Day in the Life of a Music Therapist
A music therapy career can be extremely rewarding! Oftentimes, Music Therapists are able to choose the client population they work with, and their hours if they own and operate a private practice. With all of this freedom, Music Therapists use creativity and musical expression to produce successful mental health outcomes, similar to an Art Therapist. In working to achieve these outcomes, here’s what a day in the life looks like of Jennifer Jonas, MM, MTA, an experienced Music Therapist practicing in Alabama:
Jonas begins her day by driving to her group session. As the Music Therapist for the infant and toddler program within her community, her sessions vary based on the children meeting on a particular day. On Wednesdays she begins her day in a “Babies Group” setting.
At this time, Jonas will begin her first session by gathering the participating children and singing various songs with them. Often, these songs will address goals the children are working on. Songs which Jonas will often lead in infant and toddler settings include favorites like “This Old Man,” “The Itsy Bitsy Spider,” “Kick Your Crazies Out,” “I Can Sing a Rainbow” and “Peek-A-Boo” to address goals such as improving speech, social interaction and fine gross motor control.
“I had a desire to help the most needy in our society with my gift of music,” Jonas explained.
After her first session of the day concludes, Jonas will then begin her second group session. Usually ranging in age from 6 weeks to 3 years old, this group will similarly focus on engaging in age-appropriate, fun and goal-oriented songs.
“Love what you do and be passionate about helping others,” Jonas emphasized. “Position openings in this healthcare career may not always come quickly, but don’t give up. Always be willing to discuss the benefits of music therapy by speaking at local groups!”
Mid-day, Jonas hosts another music therapy group for individuals with Parkinson’s Disease. During these sessions, she uses vocal exercises to strengthen the voices of these clients. This session further involves leading in song, and accompanying her participants on either the piano or guitar.
“One must have musical skills to become a Music Therapist,” Jonas stressed. “You must become versatile in playing instruments like keyboard and guitar. Singing is also something you do with almost every client, so you must be comfortable singing in front of others.”
Wrapping up her sessions for the day, Jonas will lastly make a visit to a nursing home where she holds private sessions with a client.
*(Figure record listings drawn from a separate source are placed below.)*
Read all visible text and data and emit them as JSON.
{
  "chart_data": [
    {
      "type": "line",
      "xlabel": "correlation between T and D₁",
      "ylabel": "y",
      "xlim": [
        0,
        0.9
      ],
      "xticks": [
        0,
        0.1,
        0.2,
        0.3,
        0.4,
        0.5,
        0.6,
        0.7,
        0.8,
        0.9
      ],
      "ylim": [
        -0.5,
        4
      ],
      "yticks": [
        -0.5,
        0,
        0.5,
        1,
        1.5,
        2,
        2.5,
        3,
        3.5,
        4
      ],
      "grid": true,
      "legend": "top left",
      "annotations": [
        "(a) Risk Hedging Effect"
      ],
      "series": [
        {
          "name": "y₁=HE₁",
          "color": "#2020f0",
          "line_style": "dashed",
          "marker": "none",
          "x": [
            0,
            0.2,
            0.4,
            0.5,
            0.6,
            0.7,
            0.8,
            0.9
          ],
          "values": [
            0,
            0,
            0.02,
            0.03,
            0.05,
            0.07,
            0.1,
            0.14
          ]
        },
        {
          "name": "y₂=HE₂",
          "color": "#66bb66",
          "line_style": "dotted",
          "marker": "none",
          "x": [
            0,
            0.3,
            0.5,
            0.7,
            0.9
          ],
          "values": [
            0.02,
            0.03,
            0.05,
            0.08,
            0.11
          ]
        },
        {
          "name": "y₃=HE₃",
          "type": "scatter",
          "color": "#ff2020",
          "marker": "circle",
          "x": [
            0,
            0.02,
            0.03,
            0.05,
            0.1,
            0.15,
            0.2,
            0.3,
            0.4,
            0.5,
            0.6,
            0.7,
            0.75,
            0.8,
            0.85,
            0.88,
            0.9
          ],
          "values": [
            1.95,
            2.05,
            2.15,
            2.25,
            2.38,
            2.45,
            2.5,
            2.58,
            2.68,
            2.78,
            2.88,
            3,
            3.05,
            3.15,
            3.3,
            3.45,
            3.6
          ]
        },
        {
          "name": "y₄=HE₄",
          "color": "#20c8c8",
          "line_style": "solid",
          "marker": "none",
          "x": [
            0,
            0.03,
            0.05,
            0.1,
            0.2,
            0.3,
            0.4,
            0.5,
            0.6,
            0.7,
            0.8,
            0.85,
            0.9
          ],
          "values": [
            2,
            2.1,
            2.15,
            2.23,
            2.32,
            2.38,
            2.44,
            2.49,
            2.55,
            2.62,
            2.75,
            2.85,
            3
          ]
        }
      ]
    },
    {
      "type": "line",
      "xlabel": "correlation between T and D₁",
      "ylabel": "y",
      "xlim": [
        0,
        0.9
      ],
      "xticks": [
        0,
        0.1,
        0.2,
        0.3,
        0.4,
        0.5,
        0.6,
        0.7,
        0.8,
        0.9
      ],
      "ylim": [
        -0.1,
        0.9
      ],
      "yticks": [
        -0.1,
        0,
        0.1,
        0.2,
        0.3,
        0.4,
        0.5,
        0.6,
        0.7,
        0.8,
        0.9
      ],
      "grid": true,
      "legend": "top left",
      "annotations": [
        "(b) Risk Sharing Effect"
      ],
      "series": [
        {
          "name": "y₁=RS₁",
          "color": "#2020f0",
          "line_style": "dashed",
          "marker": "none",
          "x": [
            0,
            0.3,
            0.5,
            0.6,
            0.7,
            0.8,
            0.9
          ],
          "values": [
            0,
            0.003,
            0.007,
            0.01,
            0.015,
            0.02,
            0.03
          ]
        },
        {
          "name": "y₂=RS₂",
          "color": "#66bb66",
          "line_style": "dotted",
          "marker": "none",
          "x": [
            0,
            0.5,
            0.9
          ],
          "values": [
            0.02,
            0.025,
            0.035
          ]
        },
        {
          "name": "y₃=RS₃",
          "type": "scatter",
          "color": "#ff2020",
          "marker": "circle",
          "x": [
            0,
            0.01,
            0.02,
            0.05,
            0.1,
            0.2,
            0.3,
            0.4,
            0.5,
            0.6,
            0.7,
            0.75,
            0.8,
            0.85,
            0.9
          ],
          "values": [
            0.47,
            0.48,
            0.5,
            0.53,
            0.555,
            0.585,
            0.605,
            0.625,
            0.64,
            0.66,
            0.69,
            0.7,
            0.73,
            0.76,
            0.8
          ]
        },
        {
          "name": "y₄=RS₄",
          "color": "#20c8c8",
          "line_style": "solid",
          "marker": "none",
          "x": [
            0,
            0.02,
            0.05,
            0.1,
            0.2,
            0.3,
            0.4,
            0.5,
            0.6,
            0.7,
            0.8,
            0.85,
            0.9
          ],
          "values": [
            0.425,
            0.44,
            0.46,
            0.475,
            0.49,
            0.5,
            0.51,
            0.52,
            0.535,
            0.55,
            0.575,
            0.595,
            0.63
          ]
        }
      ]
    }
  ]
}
More specifically, she works with a client with dementia who has always had a love for music, and whose family requested that Jonas visit and sing.
“I could write a story for every time I sing at the nursing home; a story of how I touched some dear senior’s life by the simple singing of a favorite song,” Jonas writes in her publication, Touching Lives, One Song at a Time, which profiles her moving experiences as a Music Therapist. “Seeing their eyes light up with the recognition of a past memory is a delight I receive each time I go.”
While this is what a typical day in the life of Jonas looks like, other Music Therapists may have drastically different day-to-day schedules. Ultimately, within this career in healthcare, the possibilities are endless. If you have a love for music and helping others to overcome obstacles and lead their best possible lives, a career as a Music Therapist may be your perfect professional match.